From looking at critical knowledge from an internal perspective we shifted to the external environment drawing on examples from the nuclear industry, the health industry and the regulatory industry to illustrate how they had set about identifying what critical knowledge was in their business and why they set about capturing it. A common theme running through each example, with which the HMRC delegates were able to empathise, was the need to mitigate risk especially around the departure of staff with considerable expertise and experience.
There was broad agreement that critical knowledge:
‘It’s the knowledge HMRC would struggle without if it lost’
And in working through examples the delegates were able to identify two compelling metaphors: bomb defusing and cake making
- In defusing bombs the precise critical knowledge is knowing what wire to cut.
- For recipes, it’s not just the recipe, ingredients, marinading, but how hot is my oven?

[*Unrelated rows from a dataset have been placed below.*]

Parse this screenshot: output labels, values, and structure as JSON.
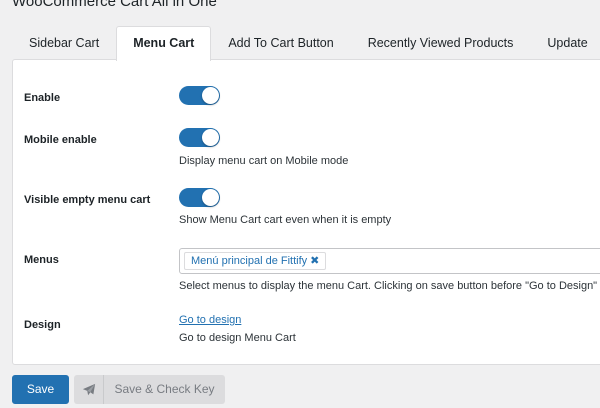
{
  "page": {
    "title": "WooCommerce Cart All in One"
  },
  "tabs": [
    {
      "label": "Sidebar Cart",
      "active": false
    },
    {
      "label": "Menu Cart",
      "active": true
    },
    {
      "label": "Add To Cart Button",
      "active": false
    },
    {
      "label": "Recently Viewed Products",
      "active": false
    },
    {
      "label": "Update",
      "active": false
    }
  ],
  "settings": {
    "enable": {
      "label": "Enable",
      "checked": true
    },
    "mobile_enable": {
      "label": "Mobile enable",
      "checked": true,
      "description": "Display menu cart on Mobile mode"
    },
    "visible_empty": {
      "label": "Visible empty menu cart",
      "checked": true,
      "description": "Show Menu Cart cart even when it is empty"
    },
    "menus": {
      "label": "Menus",
      "selected": [
        "Menú principal de Fittify"
      ],
      "remove_glyph": "✖",
      "description": "Select menus to display the menu Cart. Clicking on save button before \"Go to Design\""
    },
    "design": {
      "label": "Design",
      "link_text": "Go to design",
      "description": "Go to design Menu Cart"
    }
  },
  "footer": {
    "save_label": "Save",
    "check_key_label": "Save & Check Key",
    "check_key_icon": "paper-plane-icon"
  },
  "colors": {
    "accent": "#2271b1",
    "panel_bg": "#ffffff",
    "page_bg": "#f0f0f1"
  }
}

Module One ended with us providing the delegates with a set of references and reading. We also provided a link to an interview I’d conducted with Gordon Vala-Webb a promiment KM’er in Canada who was in charge of a project to capture and retain knowledge for a regulator at a time when many of its most experienced staff were about to retire and would impact them operationally. Gordon gives an eloquent explanation of how a large govenrment organisation tackled this and determined the knowledge they could least afford to lose. Here are a few snippets:
…we took a risk management approach and got each of the branches to fill in a risk assessment form as part of the annual business planning process… a high score would have resulted in the branch developing a risk mitigation plan… we provided guidance on different approaches which included videoing, interviewing, expanding procedure manuals…in some cases they kept the retiring staff on call…
…I believe if we had not had this program people would have been scrambling to keep operating…
More to follow on Modules 2 through 6 over the next few weeks.
*Sparknow and Knowledge et al worked in partnership to deliver this programme.